Choose Browser Automation when your task is web-only and you want the simplest setup. Choose Computer Use when you need to interact with desktop applications or when the web app is so JavaScript-heavy that DOM parsing struggles with it.

Copilot Studio: Computer Use for Everyone

And then there’s the Copilot Studio angle. Microsoft brought computer use to no-code builders, meaning your business analysts and citizen developers can build agents that click through UIs using natural language instructions. No code required.

What makes the Copilot Studio implementation interesting is the enterprise wrappers they’ve built around it: built-in credentials management, session replay in audit logs, and Cloud PC pooling for running automations at scale.

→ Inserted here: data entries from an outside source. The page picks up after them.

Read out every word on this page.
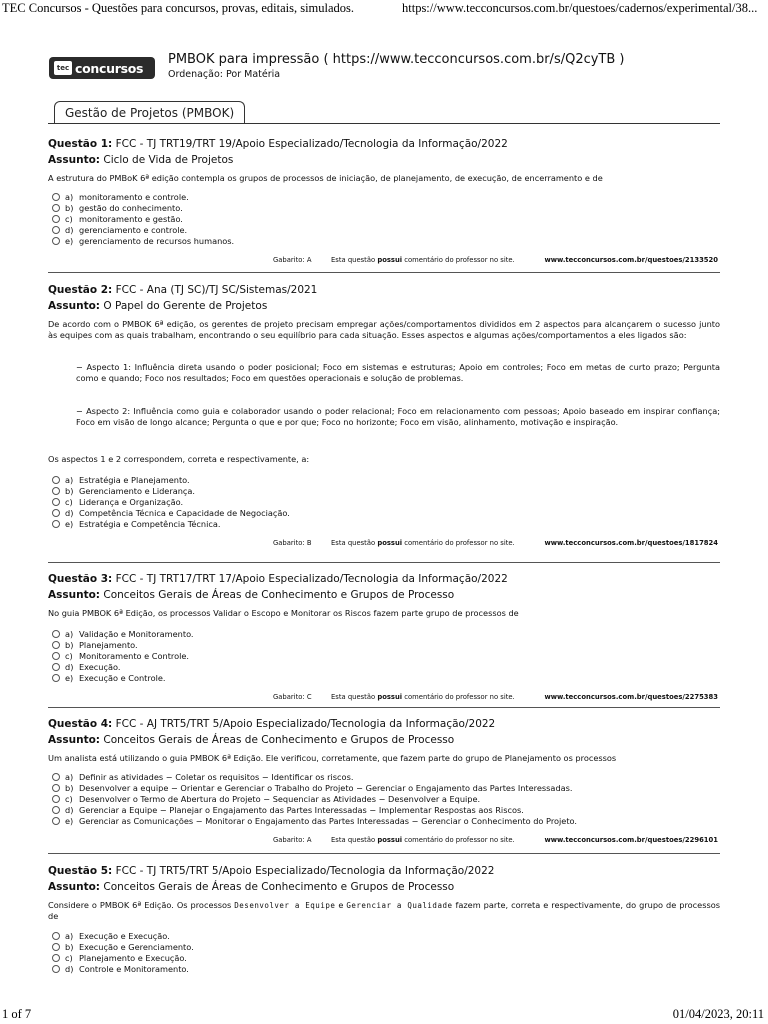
TEC Concursos - Questões para concursos, provas, editais, simulados.	https://www.tecconcursos.com.br/questoes/cadernos/experimental/38...
tec concursos
PMBOK para impressão ( https://www.tecconcursos.com.br/s/Q2cyTB )
Ordenação: Por Matéria
Gestão de Projetos (PMBOK)
Questão 1: FCC - TJ TRT19/TRT 19/Apoio Especializado/Tecnologia da Informação/2022
Assunto: Ciclo de Vida de Projetos
A estrutura do PMBoK 6ª edição contempla os grupos de processos de iniciação, de planejamento, de execução, de encerramento e de
a) monitoramento e controle.
b) gestão do conhecimento.
c) monitoramento e gestão.
d) gerenciamento e controle.
e) gerenciamento de recursos humanos.
Gabarito: A	Esta questão possui comentário do professor no site.	www.tecconcursos.com.br/questoes/2133520
Questão 2: FCC - Ana (TJ SC)/TJ SC/Sistemas/2021
Assunto: O Papel do Gerente de Projetos
De acordo com o PMBOK 6ª edição, os gerentes de projeto precisam empregar ações/comportamentos divididos em 2 aspectos para alcançarem o sucesso junto às equipes com as quais trabalham, encontrando o seu equilíbrio para cada situação. Esses aspectos e algumas ações/comportamentos a eles ligados são:
− Aspecto 1: Influência direta usando o poder posicional; Foco em sistemas e estruturas; Apoio em controles; Foco em metas de curto prazo; Pergunta como e quando; Foco nos resultados; Foco em questões operacionais e solução de problemas.
− Aspecto 2: Influência como guia e colaborador usando o poder relacional; Foco em relacionamento com pessoas; Apoio baseado em inspirar confiança; Foco em visão de longo alcance; Pergunta o que e por que; Foco no horizonte; Foco em visão, alinhamento, motivação e inspiração.
Os aspectos 1 e 2 correspondem, correta e respectivamente, a:
a) Estratégia e Planejamento.
b) Gerenciamento e Liderança.
c) Liderança e Organização.
d) Competência Técnica e Capacidade de Negociação.
e) Estratégia e Competência Técnica.
Gabarito: B	Esta questão possui comentário do professor no site.	www.tecconcursos.com.br/questoes/1817824
Questão 3: FCC - TJ TRT17/TRT 17/Apoio Especializado/Tecnologia da Informação/2022
Assunto: Conceitos Gerais de Áreas de Conhecimento e Grupos de Processo
No guia PMBOK 6ª Edição, os processos Validar o Escopo e Monitorar os Riscos fazem parte grupo de processos de
a) Validação e Monitoramento.
b) Planejamento.
c) Monitoramento e Controle.
d) Execução.
e) Execução e Controle.
Gabarito: C	Esta questão possui comentário do professor no site.	www.tecconcursos.com.br/questoes/2275383
Questão 4: FCC - AJ TRT5/TRT 5/Apoio Especializado/Tecnologia da Informação/2022
Assunto: Conceitos Gerais de Áreas de Conhecimento e Grupos de Processo
Um analista está utilizando o guia PMBOK 6ª Edição. Ele verificou, corretamente, que fazem parte do grupo de Planejamento os processos
a) Definir as atividades − Coletar os requisitos − Identificar os riscos.
b) Desenvolver a equipe − Orientar e Gerenciar o Trabalho do Projeto − Gerenciar o Engajamento das Partes Interessadas.
c) Desenvolver o Termo de Abertura do Projeto − Sequenciar as Atividades − Desenvolver a Equipe.
d) Gerenciar a Equipe − Planejar o Engajamento das Partes Interessadas − Implementar Respostas aos Riscos.
e) Gerenciar as Comunicações − Monitorar o Engajamento das Partes Interessadas − Gerenciar o Conhecimento do Projeto.
Gabarito: A	Esta questão possui comentário do professor no site.	www.tecconcursos.com.br/questoes/2296101
Questão 5: FCC - TJ TRT5/TRT 5/Apoio Especializado/Tecnologia da Informação/2022
Assunto: Conceitos Gerais de Áreas de Conhecimento e Grupos de Processo
Considere o PMBOK 6ª Edição. Os processos Desenvolver a Equipe e Gerenciar a Qualidade fazem parte, correta e respectivamente, do grupo de processos de
a) Execução e Execução.
b) Execução e Gerenciamento.
c) Planejamento e Execução.
d) Controle e Monitoramento.
1 of 7	01/04/2023, 20:11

It also supports multiple foundation models, including both OpenAI’s computer-use-preview and Anthropic’s Claude Sonnet 4.5 for tasks that need nuanced UI reasoning.

In my opinion, this is where the real RPA disruption happens. The traditional RPA pitch was “automate repetitive UI tasks without changing your systems.” Computer use agents do the same thing, but they adapt when the UI changes instead of breaking. That 2009 logistics portal I mentioned at the start? A computer use agent would just figure out the new layout and keep going. A traditional RPA bot would crash and page someone at 3am.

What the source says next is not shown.